Thanks, Larry. Thanks a lot.
 I originally bought this to sell on eBay, but wouldn't you know it, it's not very popular. Nobody ever really bids on it. When you consider the fact that I've sold backyard dirt, a bootleg dollar-store Barbie doll wearing a cheetah print plastic dress, and a 5" peanut with two chirping toy frogs inside each for over 20 dollars over there, it really goes a long way in explaining just how bad this game must be. Even those impulse buyin' freaks on eBay avoid it - and these are people who'll buy your clipped toenails if you're offering 'actual' shipping costs.
What you get: Several wooden 'word cubes', hourglass timer, rolling cup, and scorepad. Father Time hasn't been too kind to the Sands of Time, as the hourglass filling is stuck to the sides by sheer virtue of spite. Because of this, we had to use a microwave as a timer. If Larry was around for all this I'd make him sit next to it - radiation poisoning seems like a fitting payback for all this crap we were going through. If you think I'm overstating things, remember this: we didn't just waste a night playing this - we wasted Saturday night. There's no better reminder that you don't have a good, working social life than spending Saturday night playing a mildew-encrusted board game from 1972.
 The game works like this: a player rolls the cubes and sets the timer. Then he has a limited amount of time to try to form as many coherent sentences using the word cubes as they rolled out. The goal is to make the longest sentences you can and to use as many of the blocks as you can before time runs out. Unfortunately, very little testing or thought went into Scrabble's choosing of which words would appear on the cubes. If you want to make sentences, you're going to really have to cut corners. If there's 20 cubes in this game, 17 of them contain verbs on each of the six sides. The scoring procedure is also a tad mysterious, as even the crappiest of rolls can leave you with 450 power points.

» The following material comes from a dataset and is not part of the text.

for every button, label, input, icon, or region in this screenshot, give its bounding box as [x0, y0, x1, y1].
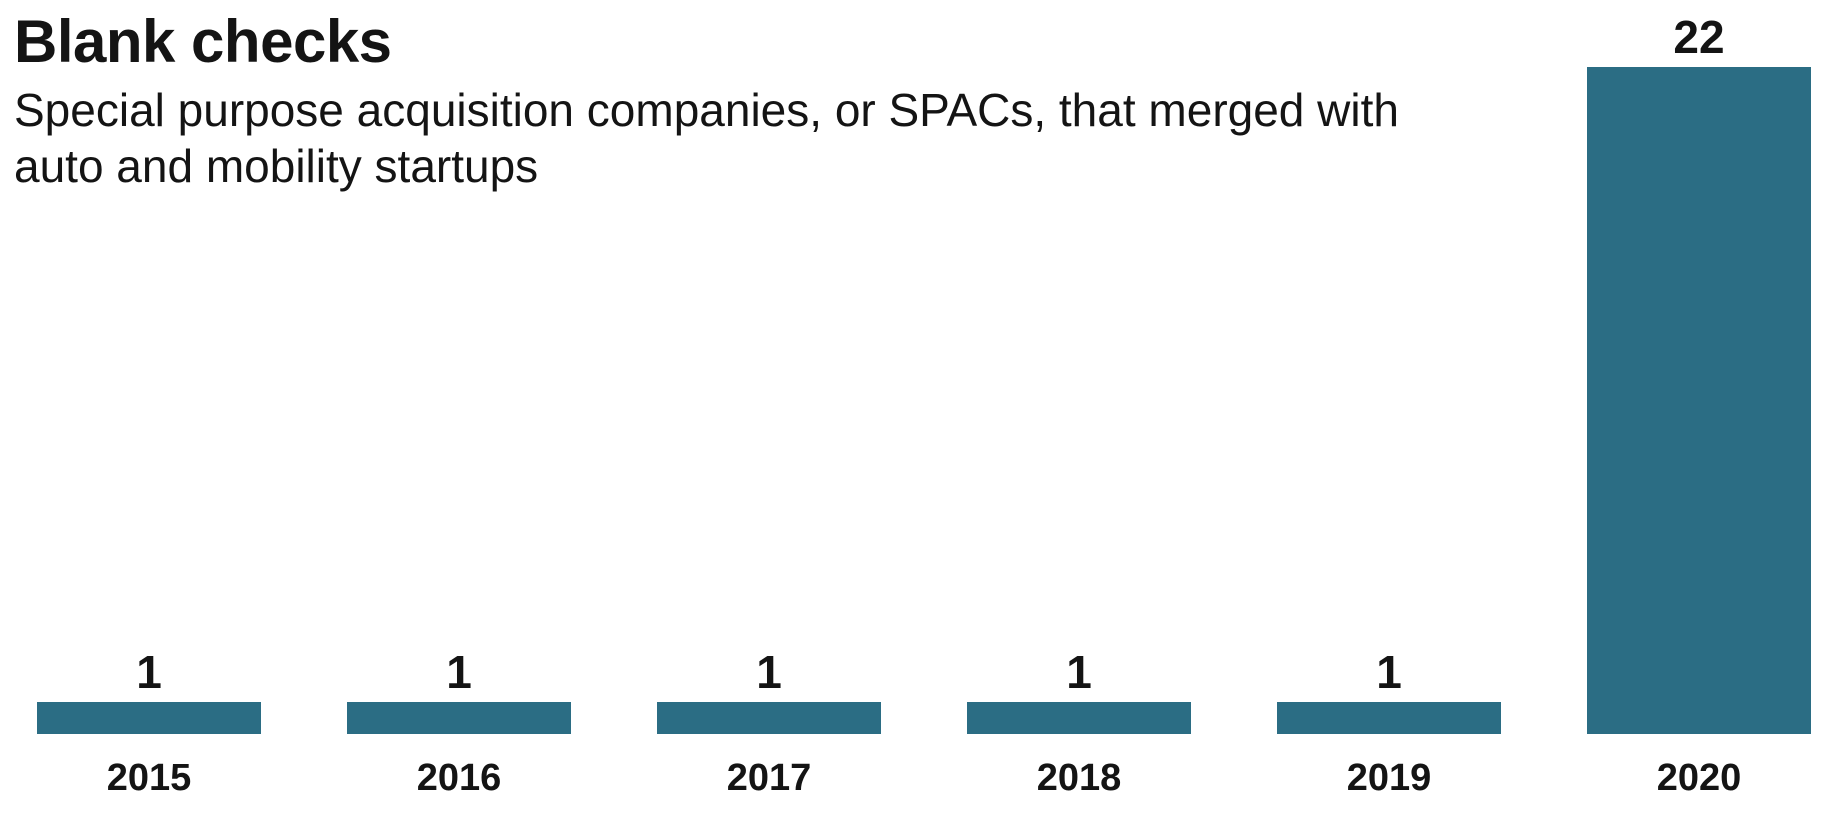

I'm not exaggerating - take a look. This is a legit roll, I didn't doll things up for the sake of argument. Here was the best I could come up with:
 My three favorites:
"The boy can smell with his big girl." "He can fly and love." "Girl clean but dirty."
I'm not sure, but I'm pretty sure the Scrabble Sentence Cube game serves as a universal template for anyone writing a book based on the teachings of Tao, or anyone writing a book who was raised by a pack of wild rabbits. Either way, the game night was a huge disappointment. I'm not sure why I'm even reviewing this, because it's not like any of you are going to create a time machine just so you can go check out the entertainment values of 1970s board games. But, if one of you do, this is one you can skip.
Oh, Larry...if only you were funnier.